You might want to try the APIC and ACPI boot parameters, too (and read the docs). I have found the ACPI options to be the most helpful for non-working hardware, but of curse, YMMV!
And one last question - is that a Dell dude? In my readings I found mention of a particular Dell keyboard that had no work around - and would intermittently fail on boot... any chance of that?
business_kid: I guess I'll try that, but I'm not sure why you suggest it. I'm doing some reading about those options, but could you explain why you think that would help?
It may help or change things. With the APIC off, (APIC is the Interrupt Controller) it's back to 16 interrupts. Most hardware problems of this sort are interrupt related. Now you are in the position where mouse and keyboard have to share the same interrupt on a ps2 port. It's a change in interrupts you can painlessly make. Have you a via chipset by any chance?
On early Via chipsets (Up to 2002 at least) the via chipset had a poor APIC which gave the same 2 halfassed irqs to everything. Try 'cat /proc/interrupts'
Nope, it doesn't seem to have an effect. It booted with those params and still had no keyboard. Anyway, I like having the power button play nicely with the OS. I had to restart it through the network.
Nope, it doesn't seem to have an effect. It booted with those params and still had no keyboard. Anyway, I like having the power button play nicely with the OS. I had to restart it through the network.
I'm glad to hear it. It does probably eliminate interrupts as the issue.Now you say windows works these things. Can you find what resources windows uses for them?

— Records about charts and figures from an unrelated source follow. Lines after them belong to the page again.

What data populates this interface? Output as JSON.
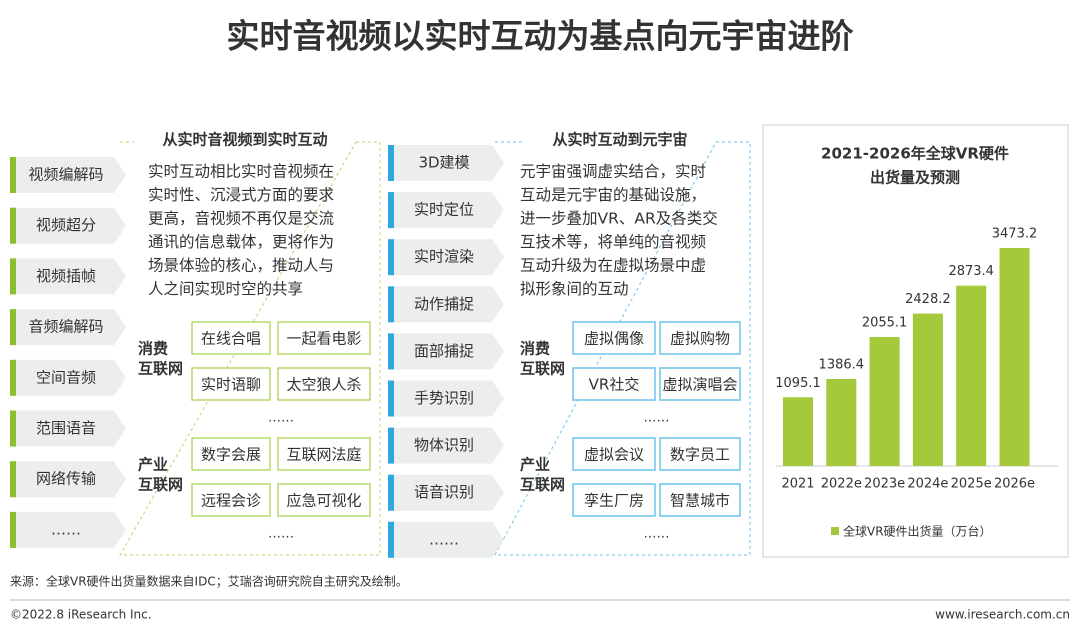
{
  "title": "实时音视频以实时互动为基点向元宇宙进阶",
  "left_panel": {
    "heading": "从实时音视频到实时互动",
    "tags": [
      "视频编解码",
      "视频超分",
      "视频插帧",
      "音频编解码",
      "空间音频",
      "范围语音",
      "网络传输",
      "……"
    ],
    "description": [
      "实时互动相比实时音视频在",
      "实时性、沉浸式方面的要求",
      "更高，音视频不再仅是交流",
      "通讯的信息载体，更将作为",
      "场景体验的核心，推动人与",
      "人之间实现时空的共享"
    ],
    "groups": [
      {
        "label": [
          "消费",
          "互联网"
        ],
        "items": [
          "在线合唱",
          "一起看电影",
          "实时语聊",
          "太空狼人杀"
        ],
        "more": "……"
      },
      {
        "label": [
          "产业",
          "互联网"
        ],
        "items": [
          "数字会展",
          "互联网法庭",
          "远程会诊",
          "应急可视化"
        ],
        "more": "……"
      }
    ]
  },
  "middle_panel": {
    "heading": "从实时互动到元宇宙",
    "tags": [
      "3D建模",
      "实时定位",
      "实时渲染",
      "动作捕捉",
      "面部捕捉",
      "手势识别",
      "物体识别",
      "语音识别",
      "……"
    ],
    "description": [
      "元宇宙强调虚实结合，实时",
      "互动是元宇宙的基础设施，",
      "进一步叠加VR、AR及各类交",
      "互技术等，将单纯的音视频",
      "互动升级为在虚拟场景中虚",
      "拟形象间的互动"
    ],
    "groups": [
      {
        "label": [
          "消费",
          "互联网"
        ],
        "items": [
          "虚拟偶像",
          "虚拟购物",
          "VR社交",
          "虚拟演唱会"
        ],
        "more": "……"
      },
      {
        "label": [
          "产业",
          "互联网"
        ],
        "items": [
          "虚拟会议",
          "数字员工",
          "孪生厂房",
          "智慧城市"
        ],
        "more": "……"
      }
    ]
  },
  "chart_data": {
    "type": "bar",
    "title": [
      "2021-2026年全球VR硬件",
      "出货量及预测"
    ],
    "categories": [
      "2021",
      "2022e",
      "2023e",
      "2024e",
      "2025e",
      "2026e"
    ],
    "series": [
      {
        "name": "全球VR硬件出货量（万台）",
        "color": "#a4c93b",
        "values": [
          1095.1,
          1386.4,
          2055.1,
          2428.2,
          2873.4,
          3473.2
        ]
      }
    ]
  },
  "footer": {
    "source": "来源：全球VR硬件出货量数据来自IDC；艾瑞咨询研究院自主研究及绘制。",
    "copyright": "©2022.8 iResearch Inc.",
    "website": "www.iresearch.com.cn"
  }
}
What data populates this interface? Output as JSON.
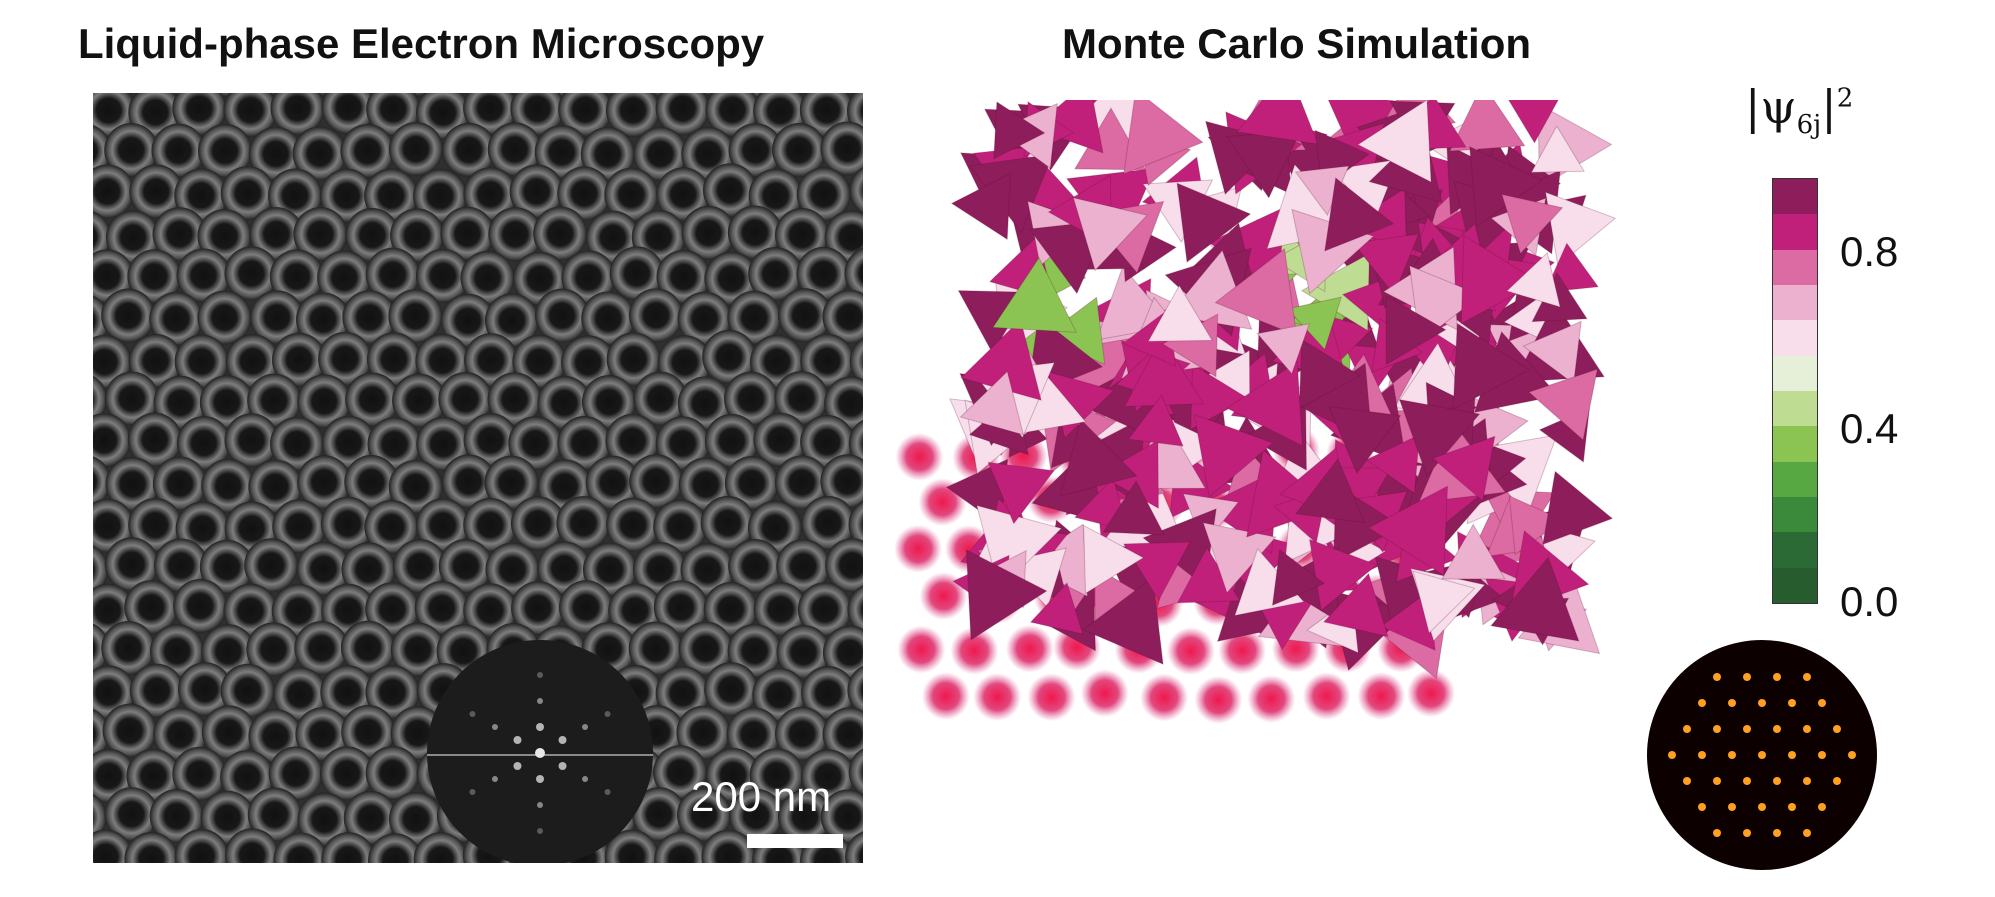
{
  "left_panel": {
    "title": "Liquid-phase Electron Microscopy",
    "scale_bar_label": "200 nm"
  },
  "right_panel": {
    "title": "Monte Carlo Simulation"
  },
  "colorbar": {
    "label_base": "|ψ",
    "label_sub": "6j",
    "label_close": "|",
    "label_sup": "2",
    "ticks": [
      "0.8",
      "0.4",
      "0.0"
    ],
    "colors": [
      "#8e1d5b",
      "#c1207a",
      "#dc6aa3",
      "#ebb1cf",
      "#f8deeb",
      "#e6efd8",
      "#bfdd92",
      "#8cc453",
      "#57a843",
      "#3b8a3b",
      "#2b6a34",
      "#275c2f"
    ]
  }
}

They might work in linux also.
According to the Device Manager, the keyboard uses the drivers kbdclass.sys and kbdhid.sys, and the mouse uses mouclass.sys and mouhid.sys, all apparently provided by Microsoft. I just tried it on my Vista machine, which has never seen this setup, and it worked fine there, even before it finished its little "installing device drivers" routine. So I guess its standard stuff.
According to the Device Manager, the keyboard uses the drivers kbdclass.sys and kbdhid.sys, and the mouse uses mouclass.sys and mouhid.sys, all apparently provided by Microsoft. I just tried it on my Vista machine, which has never seen this setup, and it worked fine there, even before it finished its little "installing device drivers" routine. So I guess its standard stuff.
It's the resources tab I would have been interested in. Sounds like you have vista. How sad a version of windows that is. I have it myself.
I've noticed the same problems as the op, but I'm running -current64 on a (fairly new Toshiba) laptop. Every once in a while, the keyboard just does not work but it does in LiLO. Will be following this thread.
@business_kid: I have XP on the computer in question. I've just done most of my posting from Vista, on the other side of the desk. I don't seem to have a resources tab in XP, either, at least not in the driver properties dialog.
@vdemuth: I tried that and had several problem-free boots, but then the boot crashed with a kernel panic error, roughly:
Keyboard and mouse did nothing, nor did the power button. I had to pull the plug. It booted okay after that (disk check went fine), but I took those options out of lilo.conf (put there for convenience while I repeatedly restarted). I guess it was worth a shot.
@manwichmakesameal: I knew there had to be others!